La vie n’est plus un roman. C’est une calculette. Que la pandémie sacre et consacre. Puisque: deuxième confinement en un an, une bulle, quatre personnes, 1m50, de 22 heures à 6 heures, quarantaine, cinq gestes barrières, etc. Hébétés, on est, sous cette masse.

Combien de temps. Combien de gens. Combien de kilomètres. Combien de likes. Combien d’espace. Combien de chances. Combien de mémoire. Combien de watts. Combien de buts. Combien de voix. Combien de pages. Combien de manifestants. Combien de pièces. Combien de saisons. Combien de pas. Combien de points. Combien de cartes. Combien de morts. Quel tarif. Quelle vitesse. Quel classement. Quelle puissance. Quelles proportions. Quel niveau. Quelle rangée. Quel étage. Quelle classe. Quel tome. Quel dossard. Quelle magnitude. Quel dividende. Quel délai. Quelles mensurations. Quelle superficie. Quel budget. Quel taux. Quel prix. Quel épisode. Quelle fréquence. Quelle heure. Quelle audience. Quel âge.

Ce n’est pas le défilé des années qui importe. C’est ce qu’on en fait. Comment on les dessine.

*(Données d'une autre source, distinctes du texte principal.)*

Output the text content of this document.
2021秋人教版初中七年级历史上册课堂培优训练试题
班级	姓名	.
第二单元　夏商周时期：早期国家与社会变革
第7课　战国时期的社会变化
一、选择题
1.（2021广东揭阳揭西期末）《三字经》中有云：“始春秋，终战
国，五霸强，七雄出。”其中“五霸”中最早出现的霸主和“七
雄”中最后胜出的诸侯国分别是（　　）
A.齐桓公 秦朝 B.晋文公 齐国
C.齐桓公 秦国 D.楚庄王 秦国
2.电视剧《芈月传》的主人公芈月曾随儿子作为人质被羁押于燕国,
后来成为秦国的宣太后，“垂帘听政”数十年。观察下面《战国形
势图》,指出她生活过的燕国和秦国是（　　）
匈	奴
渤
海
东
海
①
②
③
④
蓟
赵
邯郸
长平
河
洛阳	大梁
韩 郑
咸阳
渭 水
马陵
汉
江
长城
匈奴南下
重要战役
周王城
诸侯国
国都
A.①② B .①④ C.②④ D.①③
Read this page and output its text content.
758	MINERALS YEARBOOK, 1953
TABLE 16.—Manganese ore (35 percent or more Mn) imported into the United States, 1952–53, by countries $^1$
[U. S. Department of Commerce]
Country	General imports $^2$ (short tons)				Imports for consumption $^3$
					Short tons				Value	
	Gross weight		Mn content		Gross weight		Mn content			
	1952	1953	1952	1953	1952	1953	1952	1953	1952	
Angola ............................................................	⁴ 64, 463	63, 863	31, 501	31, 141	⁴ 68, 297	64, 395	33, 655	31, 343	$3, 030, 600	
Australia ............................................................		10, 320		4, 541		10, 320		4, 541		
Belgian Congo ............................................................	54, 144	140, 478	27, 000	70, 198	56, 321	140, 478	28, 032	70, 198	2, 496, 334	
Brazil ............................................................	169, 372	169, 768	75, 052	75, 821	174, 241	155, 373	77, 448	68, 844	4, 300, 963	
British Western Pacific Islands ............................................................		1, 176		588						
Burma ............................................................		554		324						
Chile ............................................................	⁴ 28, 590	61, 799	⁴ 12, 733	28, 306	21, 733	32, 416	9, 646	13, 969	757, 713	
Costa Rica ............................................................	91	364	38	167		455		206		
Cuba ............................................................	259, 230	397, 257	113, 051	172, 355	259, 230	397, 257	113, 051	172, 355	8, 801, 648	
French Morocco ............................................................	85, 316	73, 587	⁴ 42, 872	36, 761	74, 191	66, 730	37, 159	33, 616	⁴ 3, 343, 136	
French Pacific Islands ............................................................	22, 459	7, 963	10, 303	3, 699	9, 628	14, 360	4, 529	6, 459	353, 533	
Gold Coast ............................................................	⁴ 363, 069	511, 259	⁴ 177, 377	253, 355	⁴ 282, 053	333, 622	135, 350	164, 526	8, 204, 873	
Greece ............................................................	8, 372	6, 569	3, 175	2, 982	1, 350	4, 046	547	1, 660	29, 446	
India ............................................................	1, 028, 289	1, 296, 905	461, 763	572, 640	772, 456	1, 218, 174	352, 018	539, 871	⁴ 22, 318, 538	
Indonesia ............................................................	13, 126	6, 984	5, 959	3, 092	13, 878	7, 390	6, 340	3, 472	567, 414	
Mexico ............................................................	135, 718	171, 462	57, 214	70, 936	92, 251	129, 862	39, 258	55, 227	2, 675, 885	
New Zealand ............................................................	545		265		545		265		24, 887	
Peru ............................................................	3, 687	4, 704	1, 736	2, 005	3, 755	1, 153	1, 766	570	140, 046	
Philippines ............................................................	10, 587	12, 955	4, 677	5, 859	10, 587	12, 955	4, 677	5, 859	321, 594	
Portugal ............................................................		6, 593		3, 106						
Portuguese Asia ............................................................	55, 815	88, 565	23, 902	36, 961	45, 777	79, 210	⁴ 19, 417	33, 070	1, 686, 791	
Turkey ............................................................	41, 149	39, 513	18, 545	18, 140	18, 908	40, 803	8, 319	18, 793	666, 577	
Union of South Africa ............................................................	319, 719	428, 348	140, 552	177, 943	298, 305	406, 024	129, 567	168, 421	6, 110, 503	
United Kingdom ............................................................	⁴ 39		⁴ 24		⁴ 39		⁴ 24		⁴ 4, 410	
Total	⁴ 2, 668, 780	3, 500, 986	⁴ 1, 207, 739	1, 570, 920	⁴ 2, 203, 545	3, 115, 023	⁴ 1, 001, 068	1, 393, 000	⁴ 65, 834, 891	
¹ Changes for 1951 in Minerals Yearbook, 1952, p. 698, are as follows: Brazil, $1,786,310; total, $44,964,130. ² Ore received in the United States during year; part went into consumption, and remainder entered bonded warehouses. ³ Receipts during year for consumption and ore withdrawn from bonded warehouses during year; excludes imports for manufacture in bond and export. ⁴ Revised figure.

La vie n’est plus un roman. C’est une calculette. Un relevé d’index. Un livre de comptabilité. Le régime instauré par des unités de mesure qui quadrillent jusqu’à nos tripes. Que la pandémie sacre et consacre. Puisque: deuxième confinement en un an, une bulle, quatre personnes, 1m50, de 22 heures à 6 heures, quarantaine, cinq gestes barrières, tant de cas positifs, tant d’hospitalisations, tant de décès, 300 millions de doses de vaccin, administrées en deux temps espacés de 21 jours voire de six semaines, une personne pour les achats (sauf avec un enfant de moins de 12 ans), pas plus de deux si la surface est inférieure à 20 m2, durant une demi-heure maximum, pourvu que pas de troisième vague, entre 3,5 et 9,7% de diminution de la croissance du PIB mondial pour l’année 2020 selon les scénarios…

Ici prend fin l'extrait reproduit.